Spark Case Studies
Week 10 | Lesson 3.4
LEARNING OBJECTIVES
After this lesson, you will be able to:
- describe a real world application of Spark streaming
- describe a real world application of Spark MLLib
STUDENT PRE-WORK
Before this lesson, you should already be able to:
- Build simple pipelines in Spark
- Build machine learning models in Spark
- Explain what's a transformation in Spark
- Explain the difference between Spark local and Spark cluster modes
INSTRUCTOR PREP
Before this lesson, instructors will need to:
- Read in / Review any dataset(s) & starter/solution code
- Generate a brief slide deck
- Prepare any specific materials
- Provide students with additional resources
STARTER CODE
LESSON GUIDE
TIMING | TYPE | TOPIC |
---|---|---|
5 min | Opening | Opening |
20 min | Guided-practice | Phase 1: Research |
20 min | Guided-practice | Phase 2: Discussion |
20 min | Guided-practice | Phase 3: Prepare to present |
20 min | Guided-practice | Phase 4: Presentation |
Opening (5 min)
This is going to be a highly interactive class. We'll work in 3 groups and we will do research on case studies.
Phase 1: Research (20 min)
Here are 3 articles detailing case studies for Spark application:
There is one article for each group. In this first phase each of you will work independently.
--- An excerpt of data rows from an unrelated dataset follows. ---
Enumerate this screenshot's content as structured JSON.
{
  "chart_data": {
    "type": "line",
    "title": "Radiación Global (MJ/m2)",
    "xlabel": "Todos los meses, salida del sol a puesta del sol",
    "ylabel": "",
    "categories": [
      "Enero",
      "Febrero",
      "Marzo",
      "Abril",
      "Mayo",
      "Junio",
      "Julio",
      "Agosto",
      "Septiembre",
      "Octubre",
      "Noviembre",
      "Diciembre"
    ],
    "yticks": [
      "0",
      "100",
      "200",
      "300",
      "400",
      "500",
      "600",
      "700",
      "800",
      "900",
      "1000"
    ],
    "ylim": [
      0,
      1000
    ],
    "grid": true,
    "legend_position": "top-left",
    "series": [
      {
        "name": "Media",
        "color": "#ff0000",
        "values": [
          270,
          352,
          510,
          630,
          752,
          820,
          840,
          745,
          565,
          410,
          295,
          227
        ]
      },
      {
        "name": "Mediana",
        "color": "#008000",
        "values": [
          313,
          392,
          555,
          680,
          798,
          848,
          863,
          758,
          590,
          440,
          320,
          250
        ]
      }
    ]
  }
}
Use the first 10 minutes to read the article assigned to your group, and the next 10 minutes to compile a list of questions and points you have found interesting.
In particular, try to understand the following:
- what is the problem the business is trying to solve?
- what is the proposed solution?
- what are the advantages obtained by using Spark?
- what may be some of the drawbacks/limitations?
Highlight any things you don't understand.
Instructor note: there are a few key points in this activity.
On the technical side, students should understand that
- Spark is a great replacement for Map Reduce
- Spark allows both ETL and ML under the same umbrella
On the business side, it's important that they start to:
- Critically dissect a data solution to understand how it's built
- Learn to reason about pros/cons of a data solution
Phase 2: Discussion (20 min)
Now that you have formed a personal opinion and highlighted some of the issues, it's time to use the collective wisdom to fill the gaps.
In your group, discuss the points you've highlighted in the first part. Proceed as follows:
- In turns, each person will select the top issue they would like to discuss and propose it to the group.
- Then the group has a maximum of 5 minutes to discuss the issue
- Then the next person will propose the next issue
Phase 3: Prepare to present (20 min)
Now that you have a thorough understanding of the case study, prepare a few slides to explain it to the rest of the class.
Use the same questions of Phase 1 as guide:
- what is the problem the business is trying to solve?
- what is the proposed solution?
- what are the advantages obtained by using Spark?
- what may be some of the drawbacks/limitations?
Aim to present for no more than 5 minutes. Elect a spokesperson for the group.
Instructor note: allocate 20 minutes total for this, in case there are questions.
Phase 4: Presentation (20 min)
It's time to present your findings to the rest of the class. Each groups gets a 5 minutes slot to explain their case to the class.